Per una franchigia NBA la vita è fatta di periodi, vincenti e perdenti, che si susseguono ciclicamente. La storia del basket lo insegna. Poi ci sono squadre che hanno una storia da raccontare e altre, che la storia l’hanno fatta.

È il caso dei Boston Celtics, che con 17 titoli all’attivo, in testa all’albo d’oro della lega, rappresentano questo sport a livello internazionale. Annoverando tra le proprie fila giocatori del calibro di Bill Russell e Larry Bird, tanto per citare i soliti noti, hanno cambiato il pensiero e se vogliamo anche le regole del basket, contribuendo all’emancipazione e affermazione della lega su scala nazionale prima, oltre oceano poi.

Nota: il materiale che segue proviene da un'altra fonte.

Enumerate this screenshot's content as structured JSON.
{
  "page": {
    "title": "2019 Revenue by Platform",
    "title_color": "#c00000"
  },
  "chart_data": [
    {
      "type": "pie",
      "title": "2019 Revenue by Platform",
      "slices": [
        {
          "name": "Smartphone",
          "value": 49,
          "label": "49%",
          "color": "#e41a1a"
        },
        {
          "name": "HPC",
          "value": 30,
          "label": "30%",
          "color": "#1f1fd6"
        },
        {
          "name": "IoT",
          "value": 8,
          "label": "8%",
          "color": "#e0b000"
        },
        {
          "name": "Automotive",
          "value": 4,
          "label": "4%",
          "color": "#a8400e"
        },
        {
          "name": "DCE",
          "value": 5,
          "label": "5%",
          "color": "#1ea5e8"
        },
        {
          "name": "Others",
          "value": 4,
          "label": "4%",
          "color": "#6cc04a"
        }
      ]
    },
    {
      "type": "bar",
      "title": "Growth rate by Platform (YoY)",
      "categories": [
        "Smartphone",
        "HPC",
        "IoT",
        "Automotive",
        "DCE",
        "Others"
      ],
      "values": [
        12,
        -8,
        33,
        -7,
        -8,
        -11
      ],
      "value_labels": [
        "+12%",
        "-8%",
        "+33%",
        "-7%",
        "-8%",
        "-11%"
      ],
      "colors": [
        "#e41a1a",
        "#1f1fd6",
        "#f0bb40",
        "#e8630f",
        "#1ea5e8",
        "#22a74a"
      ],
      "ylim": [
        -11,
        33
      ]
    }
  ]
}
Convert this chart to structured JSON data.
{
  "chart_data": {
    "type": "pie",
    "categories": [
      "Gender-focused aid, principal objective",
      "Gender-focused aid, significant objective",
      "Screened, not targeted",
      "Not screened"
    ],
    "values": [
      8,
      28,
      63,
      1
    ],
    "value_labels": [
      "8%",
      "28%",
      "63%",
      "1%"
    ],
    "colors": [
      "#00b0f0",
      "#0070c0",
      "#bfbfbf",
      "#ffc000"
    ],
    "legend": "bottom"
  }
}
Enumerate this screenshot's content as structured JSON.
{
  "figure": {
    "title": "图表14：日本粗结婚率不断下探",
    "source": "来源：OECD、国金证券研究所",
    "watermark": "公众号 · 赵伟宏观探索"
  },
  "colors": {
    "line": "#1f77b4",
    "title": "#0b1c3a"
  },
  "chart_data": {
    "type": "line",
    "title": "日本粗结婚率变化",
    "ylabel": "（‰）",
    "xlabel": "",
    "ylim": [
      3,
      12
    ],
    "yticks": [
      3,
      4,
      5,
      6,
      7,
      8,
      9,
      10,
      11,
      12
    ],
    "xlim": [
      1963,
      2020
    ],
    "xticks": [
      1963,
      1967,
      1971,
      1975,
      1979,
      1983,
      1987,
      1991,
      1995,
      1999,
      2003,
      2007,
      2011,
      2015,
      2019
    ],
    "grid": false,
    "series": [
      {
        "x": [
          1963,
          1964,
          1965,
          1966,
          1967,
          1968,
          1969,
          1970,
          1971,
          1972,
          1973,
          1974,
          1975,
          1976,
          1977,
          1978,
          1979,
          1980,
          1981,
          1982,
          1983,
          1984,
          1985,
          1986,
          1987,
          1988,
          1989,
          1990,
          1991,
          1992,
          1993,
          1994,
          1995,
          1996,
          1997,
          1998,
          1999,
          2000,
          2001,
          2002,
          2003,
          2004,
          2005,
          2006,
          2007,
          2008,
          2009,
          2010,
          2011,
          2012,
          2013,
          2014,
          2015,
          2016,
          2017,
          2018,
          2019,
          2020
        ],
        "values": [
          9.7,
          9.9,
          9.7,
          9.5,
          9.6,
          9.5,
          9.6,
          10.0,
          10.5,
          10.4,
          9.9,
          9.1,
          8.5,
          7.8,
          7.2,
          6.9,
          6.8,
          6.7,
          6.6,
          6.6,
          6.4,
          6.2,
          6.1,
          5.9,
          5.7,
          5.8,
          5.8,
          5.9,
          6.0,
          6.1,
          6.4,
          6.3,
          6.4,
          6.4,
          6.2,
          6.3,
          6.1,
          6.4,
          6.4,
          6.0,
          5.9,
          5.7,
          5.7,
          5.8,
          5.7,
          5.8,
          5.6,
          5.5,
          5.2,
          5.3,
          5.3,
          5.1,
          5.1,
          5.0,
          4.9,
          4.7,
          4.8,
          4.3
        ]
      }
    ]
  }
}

Ora però le cose sono cambiate e a Boston si attraversa un periodo di transizione. Dopo il titolo del 2008, l’ultimo vinto dai Celts in ordine di tempo, è iniziata una lenta discesa, che ha portato a smantellare la squadra e, di conseguenza, quelli che sono stati i Big 4 in casacca verde.

Tanti i giocatori passati sul parquet del Garden non all’altezza di questa società, figli di una programmazione non degna di questa franchigia, che hanno portato alla decisione di rifondare del tutto la rosa. Gli ultimi anni a Boston si fanno infatti ricordare più per gli addii che per i risultati e i nuovi arrivati.

Primo fra tutti, nel 2011, Ray Allen, abbandona i Green e si trasferisce in quel di Miami. Scelta azzeccata visto il dominio degli Heat negli ultimi anni. L’anno seguente, dopo la sconfitta ai Playoffs proprio per mano degli stessi Heat, il GM Danny Ainge decide di rinunciare ad altri due baluardi, e così Pierce e Garnett, seguono il richiamo dei dollari russi fino a Brooklyn.

Se prima erano in quattro a ballare in quel di Boston, Rajon Rondo alla fine, resta a ballare da solo. Proprio lui viene preso come cardine su cui ripartire, ma, vuoi un po’ gli infortuni, un po’ la sfortuna, non si dimostra l’uomo franchigia capace di trascinare i Celtics.

Arriviamo così alla recente attualità, che ha visto la cessione dell’ultimo ingranaggio, quello con la maglia numero 9, ai Dallas Mavericks, in cambio di Nelson, Wright, Crowder, una prima scelta al draft 2015, una seconda scelta al draft 2016 e una trade exception da 13M di dollari.

Chi ha fatto l’affare? Sarà il tempo a dirlo. Di sicuro i texani diventano una contender importante nella Western Conference. D’altro canto però, si sa che le rifondazioni passano dal draft, e il pacchetto di scelte a disposizione di Boston per il quadriennio 2014-2018 si prospetta interessante.

Certo con questi presupposti il progetto dei Celtics è da intendere a medio-lungo termine. Difficile parlare di playoff, più plausibile un tank funzionale alle mire del club, con la squadra fuori dalle prime otto, anche se in una Eastern Conference poco competitiva come quella attuale, tutto è possibile e gli obiettivi possono variare a stagione in corso.

In questo contesto una nota conclusiva merita coach Brad Stevens. Uno dei più promettenti allenatori del panorama americano, a soli trentotto anni si è ritrovato su una delle panchine più pesanti della NBA, in piena fase di rifacimento, al posto di uno dei migliori allenatori della lega, che ha fatto la storia del club.

Con queste aspettative, in un contesto in cui i risultati scendono a compromessi con la necessità di costruire un futuro importante, è difficile pensare di partire col botto, e il record negativo al primo anno, con sole 25 vittorie, va preso con le dovute cautele.

Principalmente Stevens avrà il difficile compito di gettare le basi tecnico tattiche su cui fondare il futuro bianco verde, individuando gli uomini giusti su cui puntare, in un roster comunque giovane e di talento, con prospetti come Sullinger, Olynyk e Smart.

La palla passa quindi in mano allo staff tecnico per quanto concerne le questioni di campo, e al general manager per il fondamentale lavoro tra draft e free agency. Ai posteri l’ardua sentenza, a noi la speranza di rivedere questi colori riportare in alto il ‘Celtics Pride’.